Meet the New Coalition Fighting to Decriminalize Sex Work

    Across the street from the headquarters of the New York Police Department, dozens of organizers, joined by politicians and supporters, rallied to kick off a new and potentially game-changing coalition. It is dedicated to winning the decriminalization of sex work in New York state.

    Launched on February 25, Decrim NY aims to “improve the lives of people who perform sexual labor by choice, circumstance, or coercion, people profiled as such, and communities impacted by the criminalization of sex work and sexual exchange.”

    To deliver on this ambitious mission, the coalition unites community centers, legal organizations, grassroots political organizations, and personal stakeholders. It sets out three key goals: to decriminalize, decarcerate and destigmatize people who do sex work.

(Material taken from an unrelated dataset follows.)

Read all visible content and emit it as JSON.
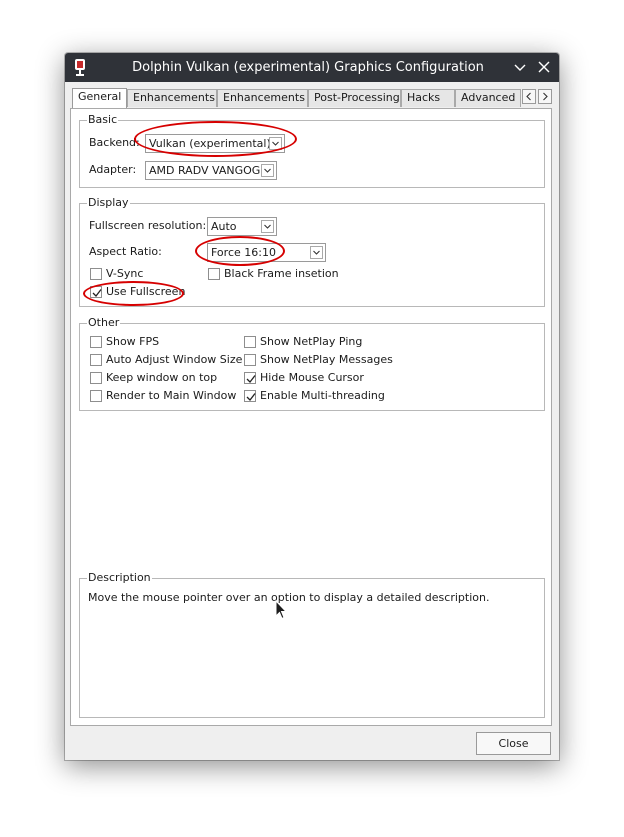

    For the coalition, decriminalization should include both people practicing sex work and those purchasing it—the latter of whom have been excluded from decriminalization efforts in the past.

    “Full decriminalization best protects the rights and safety of people who trade sex,” said Jessica Raven, executive director of the Audre Lorde Project and a member of the Decrim NY Steering Committee, in a press release. “Some argue for the Nordic model, where only buyers and third parties face criminalization. In reality, these laws target loved ones, family, landlords, drivers and other people providing care and services to sex workers, which isolates and stigmatizes people who trade sex. Oftentime[s] peers in the sex trade help each other find clients and then get charged with trafficking.”

    The proposed decarceration would include vacating criminal records associated with sex work-related convictions, which would in turn allow people to “end their ongoing entanglement with the criminal legal system and move on with their lives,” said Aya Tasaki, of Womankind, in the Decrim NY press release.

    In order for criminalized and incarcerated sex workers to exercise freedom and agency in their lives, they require the destigmatization of sex work in order to access “housing, education, employment, health care, and other basic needs without restriction,” according to the Decrim NY platform.

    In collaboration with New York State Assemblyman and Health Committee Chair Richard Gottfried, State Senator and Labor Committee Chair Jessica Ramos, and State Senate and Women’s Health Committee Chair Julia Salazar, the coalition intends to introduce what coalition member Nina Luo describes as “the most comprehensive state-level sex work decriminalization bill in the country.”

    Alongside this forthcoming legislation, other New York bills that have been introduced would permit “survivors of trafficking” to vacate offenses related to “trafficking” and strike down statutes prohibiting “loitering for the purposes of prostitution” that end up targeting women of color, and particularly those of trans experience.

    For journalist Emma Whitford, the political endorsement of these organizing efforts by state congress members is a “sig[nificant] marker of a mainstream shift.” The popularization of this issue follows the 2018 passage of the federal SESTA/FOSTA legislation and the resistance it ignited, which “moved [the issue of sex work] into the mainstream,” according to an Appeal article about Decrim NY by Melissa Gira Grant.

    “It’s going to take all of us, advocating and fighting to build a better world,” said Red, an organizer with Support Ho(s)e Collective. “[A world] that recognizes our value, humanity, bodily autonomy and agency as sex working or trading people. A world that protects our trans and GNC [Gender Non-Conforming] family. A world that is free from white supremacy and bigotry. A world without police, without prisons, and without the criminalization of survival. A world that fully acknowledges sex work as work.”